Romeo shook his head. "That's not what Fairy Tail believes. We fall, yeah — but we rise together. We've lost people. We've been hurt. But we never stop reaching for each other."
She looked away again, her hair falling forward to shield her expression.
"You're still young," she said.
"Then I hope I never grow up if it means turning into someone who stops caring," he said. "I'll walk beside you, Teresa. Even if you push me away. Even if it takes years. Because I believe in the part of you that smiled at Asuka. The part that stayed after the fight was over."
Her shoulders moved — just slightly. A shift so small it was almost nothing, but to him, it was everything.
She rose to her feet, slipping her hand from his gently. The metal of her armor caught the moonlight as she turned toward the edge of the rooftop.
Romeo stood too, refusing to look away.
"One day," he said, "I'll show you that warmth doesn't break a blade. It shapes it."
She paused.
Then, for the briefest second, a smile flickered across her lips. Barely there. Gone before it fully formed. But he saw it.
He knew it.
Without another word, she stepped off the edge of the roof, her cloak fluttering like a shadow in the wind. In seconds, she was gone — melted into the night below like a ghost.
Romeo stood there, watching the spot she'd left behind.
His chest hurt, but not in a hopeless way. More like something stirring inside him — something heavy, but strong. He pressed his palm to his chest, feeling the steady thump beneath it.
"I'll find you," he said. "Even if I have to follow your shadow for the rest of my life. I'll keep showing up."

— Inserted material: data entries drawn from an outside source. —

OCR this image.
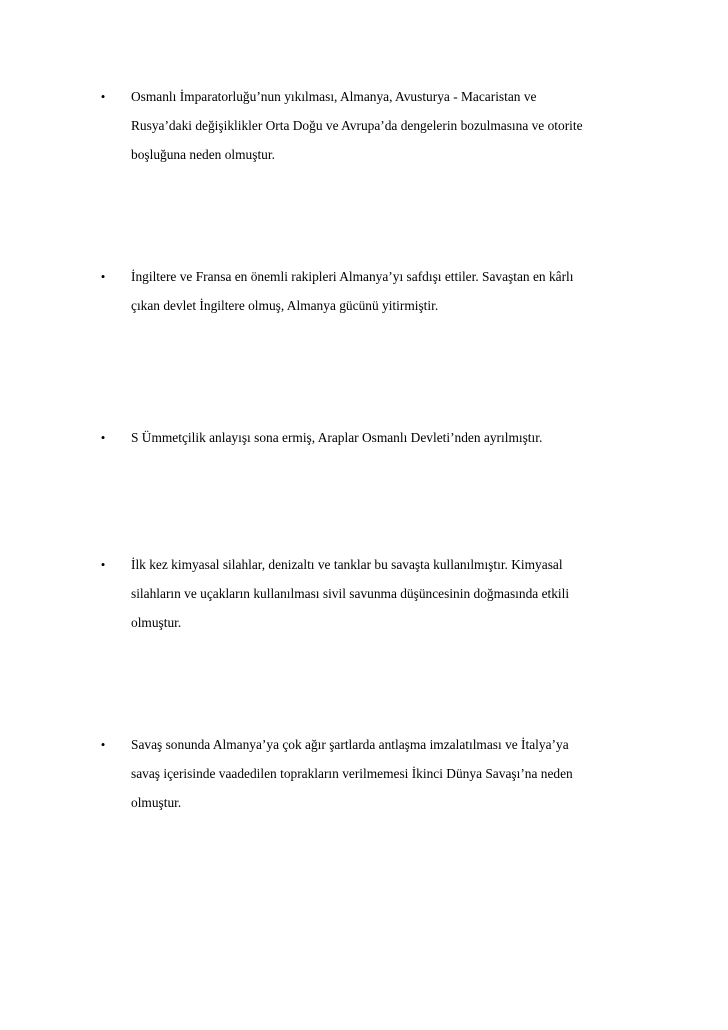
•	Osmanlı İmparatorluğu’nun yıkılması, Almanya, Avusturya - Macaristan ve
Rusya’daki değişiklikler Orta Doğu ve Avrupa’da dengelerin bozulmasına ve otorite
boşluğuna neden olmuştur.
•	İngiltere ve Fransa en önemli rakipleri Almanya’yı safdışı ettiler. Savaştan en kârlı
çıkan devlet İngiltere olmuş, Almanya gücünü yitirmiştir.
•	S Ümmetçilik anlayışı sona ermiş, Araplar Osmanlı Devleti’nden ayrılmıştır.
•	İlk kez kimyasal silahlar, denizaltı ve tanklar bu savaşta kullanılmıştır. Kimyasal
silahların ve uçakların kullanılması sivil savunma düşüncesinin doğmasında etkili
olmuştur.
•	Savaş sonunda Almanya’ya çok ağır şartlarda antlaşma imzalatılması ve İtalya’ya
savaş içerisinde vaadedilen toprakların verilmemesi İkinci Dünya Savaşı’na neden
olmuştur.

Below, the city slept. The people rested, unaware of the quiet conversation that had just passed above their heads. No weapons. No flames. Just two voices trying to reach across the divide between warmth and cold.
Romeo turned at last and began his descent, one step at a time. The night was still, but he felt like something had shifted. A crack had formed — not enough to break the wall, but enough to let in a little light.
And somewhere in the dark, the Pale-Winged Valkyrie carried the memory of a boy who wouldn't stop reaching for her.